After these additional questionings, on 15 August 2001 the Plovdiv district public prosecutor’s office terminated the proceedings finding once again that Ms N.K. and her companions had not committed any publicly prosecuted offence. In particular, it found that the witnesses, including an independent eye-witness to the fight, had not seen any gun being brandished by Ms N.K.’s friends. The latter witness had not heard anyone utter a threat. It did not therefore appear that anyone had threatened the applicants. Furthermore, the scandal and the fight had broken out in the yard which the applicants and Ms N.K shared. She had not therefore penetrated into their home. Even if she or any of her friends had done so, such an act would have amounted to a privately prosecuted offence.
On 27 February 2002 the decision of the Plovdiv district public prosecutor’s office was quashed by the Plovdiv District Court, which remitted the case for further investigation.
On 3 June 2004 the Plovdiv district public prosecutor’s office terminated the proceedings finding that the time-limit for prosecuting the offences Ms N.K. had been charged with, which was seven and a half years, had expired. On 25 June 2004 this decision was upheld by the Plovdiv District Court.
B. Relevant domestic law and practice
Under Bulgarian law a victim of a criminal offence may bring an action against the alleged offender before a civil court. Such proceedings are normally suspended pending the outcome of concurrent criminal proceedings against the alleged offender.
The victim can also bring a civil claim in the criminal proceedings. Under Article 60 § 1 of the Code of Criminal Procedure 1974, as in force at the relevant time, this was possible at the stage of preliminary investigation. By Articles 60 and 62, the action could be directed against the accused or any third party liable for the damage inflicted.
By Article 161 § 1 in conjunction with Article 130 of the Criminal Code of 1968, wilfully inflicting light bodily harm is a privately prosecuted offence.
COMPLAINTS
THE LAW
A. Complaints of the first applicant in respect of the length of the proceedings
The first applicant complained under Articles 6 § 1 and 13 that the criminal proceedings against Ms N.K., in which she brought a civil claim for damages, had been unreasonably lengthy and that she had no effective remedies in that regard.
Article 6 § 1, in so far as relevant, reads:
“In the determination of his civil rights and obligations ... everyone is entitled to a ... hearing within a reasonable time by [a] ... tribunal ...”
Article 13 reads:
“Everyone whose rights and freedoms as set forth in [the] Convention are violated shall have an effective remedy before a national authority notwithstanding that the violation has been committed by persons acting in an official capacity.”
The Court considers that it cannot, on the basis of the case file, determine the admissibility of these complaints and that it is therefore necessary, in accordance with Rule 54 § 2 (b) of the Rules of Court, to give notice of this part of the application to the respondent Government.
B. Remainder of the applicants’ complaints
The three applicants also raised other complaints under Articles 2, 3 and 8 of the Convention.

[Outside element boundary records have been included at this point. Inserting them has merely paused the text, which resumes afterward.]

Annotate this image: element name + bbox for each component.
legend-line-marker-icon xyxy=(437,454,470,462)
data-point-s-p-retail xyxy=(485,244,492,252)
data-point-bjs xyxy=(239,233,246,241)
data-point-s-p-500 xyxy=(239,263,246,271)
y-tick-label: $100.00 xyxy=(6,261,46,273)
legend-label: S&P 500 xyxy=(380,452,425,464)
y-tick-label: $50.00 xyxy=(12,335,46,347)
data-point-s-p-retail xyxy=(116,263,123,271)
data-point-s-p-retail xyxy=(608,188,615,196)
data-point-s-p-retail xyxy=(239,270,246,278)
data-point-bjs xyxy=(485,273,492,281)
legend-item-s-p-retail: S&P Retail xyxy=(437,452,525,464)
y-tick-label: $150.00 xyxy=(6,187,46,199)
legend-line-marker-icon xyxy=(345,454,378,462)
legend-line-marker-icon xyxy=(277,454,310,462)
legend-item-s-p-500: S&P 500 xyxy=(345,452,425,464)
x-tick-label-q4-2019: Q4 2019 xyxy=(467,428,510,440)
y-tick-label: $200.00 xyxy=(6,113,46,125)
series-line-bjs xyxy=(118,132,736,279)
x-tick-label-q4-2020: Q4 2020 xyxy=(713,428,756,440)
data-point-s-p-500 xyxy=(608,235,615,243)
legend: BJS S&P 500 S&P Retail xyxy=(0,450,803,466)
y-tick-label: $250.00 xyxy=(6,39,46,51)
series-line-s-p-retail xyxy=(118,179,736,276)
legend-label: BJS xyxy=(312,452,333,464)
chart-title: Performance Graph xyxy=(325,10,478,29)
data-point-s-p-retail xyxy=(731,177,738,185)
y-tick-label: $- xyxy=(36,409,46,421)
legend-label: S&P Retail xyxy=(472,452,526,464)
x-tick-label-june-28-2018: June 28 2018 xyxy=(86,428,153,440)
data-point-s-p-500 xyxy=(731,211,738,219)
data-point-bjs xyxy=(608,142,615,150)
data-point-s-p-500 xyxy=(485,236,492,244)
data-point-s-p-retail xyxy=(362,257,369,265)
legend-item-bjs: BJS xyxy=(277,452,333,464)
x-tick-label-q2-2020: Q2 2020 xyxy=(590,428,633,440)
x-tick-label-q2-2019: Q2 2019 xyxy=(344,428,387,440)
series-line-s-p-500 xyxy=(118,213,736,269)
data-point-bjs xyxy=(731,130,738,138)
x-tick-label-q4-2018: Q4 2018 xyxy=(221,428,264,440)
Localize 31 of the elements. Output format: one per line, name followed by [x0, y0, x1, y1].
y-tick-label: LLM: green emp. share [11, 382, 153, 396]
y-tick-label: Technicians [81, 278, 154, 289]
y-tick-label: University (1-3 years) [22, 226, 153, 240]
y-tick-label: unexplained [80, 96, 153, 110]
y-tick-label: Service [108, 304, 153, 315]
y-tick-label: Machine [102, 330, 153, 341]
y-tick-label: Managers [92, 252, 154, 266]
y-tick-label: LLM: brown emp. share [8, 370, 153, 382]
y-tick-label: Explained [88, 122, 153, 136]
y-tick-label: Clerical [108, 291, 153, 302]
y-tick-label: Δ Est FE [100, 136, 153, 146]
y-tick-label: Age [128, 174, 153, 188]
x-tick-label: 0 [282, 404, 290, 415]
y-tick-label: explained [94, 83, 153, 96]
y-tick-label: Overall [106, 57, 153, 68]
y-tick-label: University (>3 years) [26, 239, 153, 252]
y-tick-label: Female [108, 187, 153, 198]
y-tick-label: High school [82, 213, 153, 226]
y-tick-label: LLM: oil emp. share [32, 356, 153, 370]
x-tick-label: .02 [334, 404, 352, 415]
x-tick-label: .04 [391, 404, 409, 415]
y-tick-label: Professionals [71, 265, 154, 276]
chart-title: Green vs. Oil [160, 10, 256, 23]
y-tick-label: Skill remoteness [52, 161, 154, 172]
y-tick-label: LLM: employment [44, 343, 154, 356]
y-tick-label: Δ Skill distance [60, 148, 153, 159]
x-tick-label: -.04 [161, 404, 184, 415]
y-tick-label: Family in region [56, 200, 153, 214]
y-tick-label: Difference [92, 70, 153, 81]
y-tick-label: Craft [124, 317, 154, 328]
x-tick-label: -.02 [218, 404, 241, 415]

In the light of all the material in its possession, and in so far as the matters complained of are within its competence, the Court finds that they did not disclose any appearance of a violation of the rights and freedoms set out in the Convention or its Protocols.
It follows that this part of the application must be rejected as being manifestly ill-founded, pursuant to Article 35 §§ 3 and 4 of the Convention.
For these reasons, the Court unanimously
Decides to adjourn the examination of the first applicant’s complaints concerning the length of the proceedings and the lack of any effective remedies thereto;
Declares the remainder of the application inadmissible.